I love Norma’s Purple sweet potato. I got some slips from her a few years ago and they always do well in the garden. I grow slips from them every year and I have to start them months later than the Garnets as they break dormancy very easily and grow so well.
Those sweet potatoes are fabulous – I can’t even imagine a 3+pound sweet potato! I’m hoping to grow some next year – in pots like Dave. I just have to figure out how to do that – I didn’t even know what slips were until this year!
As usual, I am in awe of your magnificent harvest–this time just sweet potatoes. Or yams, most likely. I grow yams in big fabric Gro-pots in our driveway, since we have such a small yard (4500 sq ft with 1700 sq ft house, deck, three-car garage, driveway and sidewalks taking up most of the space.) It is time for harvest here too, but given how little attention I paid the Gro-pots this summer. I am not holding out much hope.

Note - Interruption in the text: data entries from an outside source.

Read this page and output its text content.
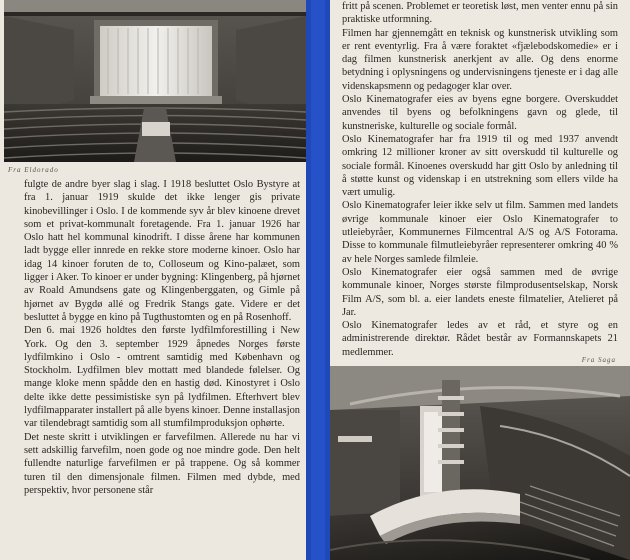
Fra Eldorado

fulgte de andre byer slag i slag. I 1918 besluttet Oslo Bystyre at fra 1. januar 1919 skulde det ikke lenger gis private kinobevillinger i Oslo. I de kommende syv år blev kinoene drevet som et privat-kommunalt foretagende. Fra 1. januar 1926 har Oslo hatt hel kommunal kinodrift. I disse årene har kommunen ladt bygge eller innrede en rekke store moderne kinoer. Oslo har idag 14 kinoer foruten de to, Colloseum og Kino-palæet, som ligger i Aker. To kinoer er under bygning: Klingenberg, på hjørnet av Roald Amundsens gate og Klingenberggaten, og Gimle på hjørnet av Bygdø allé og Fredrik Stangs gate. Videre er det besluttet å bygge en kino på Tugthustomten og en på Rosenhoff.

Den 6. mai 1926 holdtes den første lydfilmforestilling i New York. Og den 3. september 1929 åpnedes Norges første lydfilmkino i Oslo - omtrent samtidig med København og Stockholm. Lydfilmen blev mottatt med blandede følelser. Og mange kloke menn spådde den en hastig død. Kinostyret i Oslo delte ikke dette pessimistiske syn på lydfilmen. Efterhvert blev lydfilmapparater installert på alle byens kinoer. Denne installasjon var tilendebragt samtidig som all stumfilmproduksjon ophørte.

Det neste skritt i utviklingen er farvefilmen. Allerede nu har vi sett adskillig farvefilm, noen gode og noe mindre gode. Den helt fullendte naturlige farvefilmen er på trappene. Og så kommer turen til den dimensjonale filmen. Filmen med dybde, med perspektiv, hvor personene står

fritt på scenen. Problemet er teoretisk løst, men venter ennu på sin praktiske utformning.

Filmen har gjennemgått en teknisk og kunstnerisk utvikling som er rent eventyrlig. Fra å være foraktet «fjælebodskomedie» er i dag filmen kunstnerisk anerkjent av alle. Og dens enorme betydning i oplysningens og undervisningens tjeneste er i dag alle videnskapsmenn og pedagoger klar over.

Oslo Kinematografer eies av byens egne borgere. Overskuddet anvendes til byens og befolkningens gavn og glede, til kunstneriske, kulturelle og sociale formål.

Oslo Kinematografer har fra 1919 til og med 1937 anvendt omkring 12 millioner kroner av sitt overskudd til kulturelle og sociale formål. Kinoenes overskudd har gitt Oslo by anledning til å støtte kunst og videnskap i en utstrekning som ellers vilde ha vært umulig.

Oslo Kinematografer leier ikke selv ut film. Sammen med landets øvrige kommunale kinoer eier Oslo Kinematografer to utleiebyråer, Kommunernes Filmcentral A/S og A/S Fotorama. Disse to kommunale filmutleiebyråer representerer omkring 40 % av hele Norges samlede filmleie.

Oslo Kinematografer eier også sammen med de øvrige kommunale kinoer, Norges største filmprodusentselskap, Norsk Film A/S, som bl. a. eier landets eneste filmatelier, Atelieret på Jar.

Oslo Kinematografer ledes av et råd, et styre og en administrerende direktør. Rådet består av Formannskapets 21 medlemmer.

Fra Saga
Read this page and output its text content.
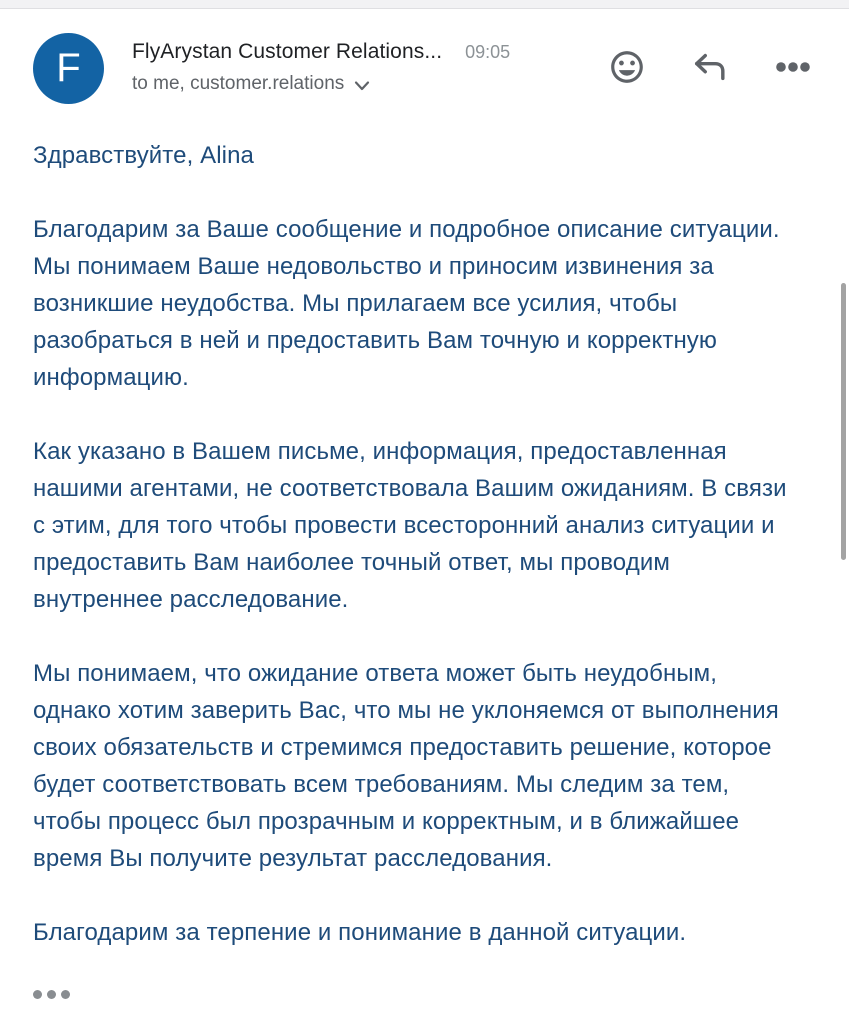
F	FlyArystan Customer Relations... 09:05
to me, customer.relations
Здравствуйте, Alina
Благодарим за Ваше сообщение и подробное описание ситуации.
Мы понимаем Ваше недовольство и приносим извинения за
возникшие неудобства. Мы прилагаем все усилия, чтобы
разобраться в ней и предоставить Вам точную и корректную
информацию.
Как указано в Вашем письме, информация, предоставленная
нашими агентами, не соответствовала Вашим ожиданиям. В связи
с этим, для того чтобы провести всесторонний анализ ситуации и
предоставить Вам наиболее точный ответ, мы проводим
внутреннее расследование.
Мы понимаем, что ожидание ответа может быть неудобным,
однако хотим заверить Вас, что мы не уклоняемся от выполнения
своих обязательств и стремимся предоставить решение, которое
будет соответствовать всем требованиям. Мы следим за тем,
чтобы процесс был прозрачным и корректным, и в ближайшее
время Вы получите результат расследования.
Благодарим за терпение и понимание в данной ситуации.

I am so impressed with your harvest of Sweet Potatoes! Daphne’s too were very inspiring. I hope I remember to start some slips next year and give it a try.
Nice sweet potato harvest, hope you will do a comparison of the 2 purple varieties you grew and write about it. Looking forward to the results of your Okinawan SP. Mine is still growing in the ice chest.
Norma, I will be sure and post about the two purple varieties, and I should know about the Okinawa variety soon.